見える筈のないもの

「僕、本当はホラーって書くの苦手なんですよね」


「そうなんだ? まあ確かに君の書くのはホラーっていう感じじゃないよね。


でも、なんで?」


「たぶん、オカルト的に怖いものがないからですよ。僕が怖いのは結局、スケジュールとか契約とか、決められたことが守れないことについてだけで」


「あ~、そういうことね」


「リアルの存在するものにしか怖いものがないから、オカルト的な恐怖ってのがピンとこない。自分が怖いと思ってないから怖そうに書けない」


「なるほどなるほど。


でも、それなら自分がリアルに怖いものを描いてみたら? ホラー=オカルトって考えるんじゃなくてさ」


「そうやったら怖くなりますかね?」


「いやあ、どうだろう。怖いというよりは『身につまされる』って感じになるかもね」


「それ、ホラーじゃないですよ」


「確かに(笑)。でもさ、自分ってものの存在とかを疑ってみることでゲシュタルト崩壊的な恐怖とかっていうのもあるんじゃない?」


「自分は何者か?ってのを考えすぎて自我が崩壊するってパターンですか? でも僕、自分が何者かなんて別に興味ないんですよね。と言うか、自分が何者であってもどうでもいいんですよ。自分が何者であろうが、たとえどこかの誰かが空想してる想像の中だけの存在だったとしても、別にいいんです。


もしそうだったとしても、僕は僕ですから」


「強いなあ」


「僕自身は弱いですけどね」




などという会話が、赤島出姫織には聞こえていた。見れば、喫茶店の窓に向かい合ってテーブルに着いている二人の男の姿がある。しかし、窓にはその姿が映っているというのに、実際の店内のテーブルにはそれらしき客の姿はなかった。


『またか……』


春休みに入ったこともあり、気分転換に街をぶらついていた赤島出姫織あかしまできおりは辟易した様子で声に出さずに呟く。


最近、こういうものが時々見えて、聞こえるのだ。


それは、いわゆる<幽霊>の類ではない。この宇宙に記録された、<どこかのいつかの地球の情報>が、たまたま再現されてしまっているだけである。

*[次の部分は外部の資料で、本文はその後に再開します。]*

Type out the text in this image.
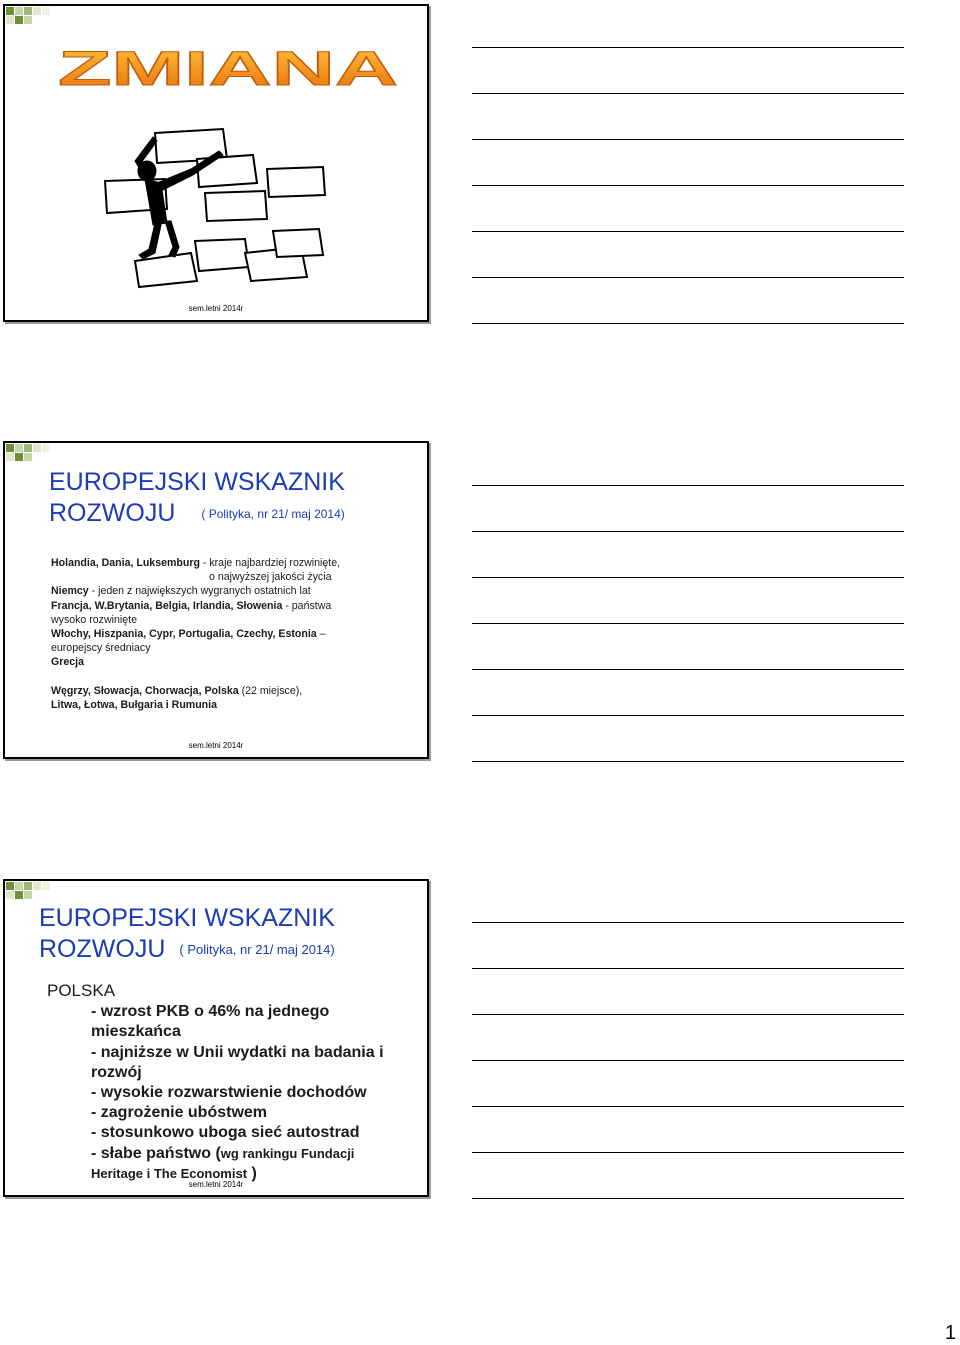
ZMIANA
sem.letni 2014r
EUROPEJSKI WSKAZNIK
ROZWOJU $^{( Polityka, nr 21/ maj 2014)}$

Holandia, Dania, Luksemburg - kraje najbardziej rozwinięte,

o najwyższej jakości życia

Niemcy - jeden z największych wygranych ostatnich lat

Francja, W.Brytania, Belgia, Irlandia, Słowenia - państwa

wysoko rozwinięte

Włochy, Hiszpania, Cypr, Portugalia, Czechy, Estonia –

europejscy średniacy

Grecja

Węgrzy, Słowacja, Chorwacja, Polska (22 miejsce),

Litwa, Łotwa, Bułgaria i Rumunia

sem.letni 2014r
EUROPEJSKI WSKAZNIK
ROZWOJU $^{( Polityka, nr 21/ maj 2014)}$
POLSKA
- wzrost PKB o 46% na jednego
mieszkańca
- najniższe w Unii wydatki na badania i
rozwój
- wysokie rozwarstwienie dochodów
- zagrożenie ubóstwem
- stosunkowo uboga sieć autostrad
- słabe państwo (wg rankingu Fundacji
Heritage i The Economist )
sem.letni 2014r
1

普通の人間には見ることはおろか感じ取ることもできないのだが、たまにそれが見えてしまう人間がいる。赤島出姫織には元々その資質があったのだろう。しかも魔法の力を再び得てしまったことで、余計に見えるようになってしまったのだ。


これ自体は特に害のないものである。よくある、点けっぱなしになったテレビやラジオから映像や音声が垂れ流しになっているのと同じだと思えばいい。


ただ、稀にいるのだ。その<見える筈のないもの>が見えてしまっていることで精神に変調をきたす奴が、


「話しかけるな……俺に話しかけるな……!」


この時も、赤島出姫織の近くを通りがかった一人の若い男が、そんな風にぶつぶつと独り言を口にしながら、不穏な気配を放っていたのだった。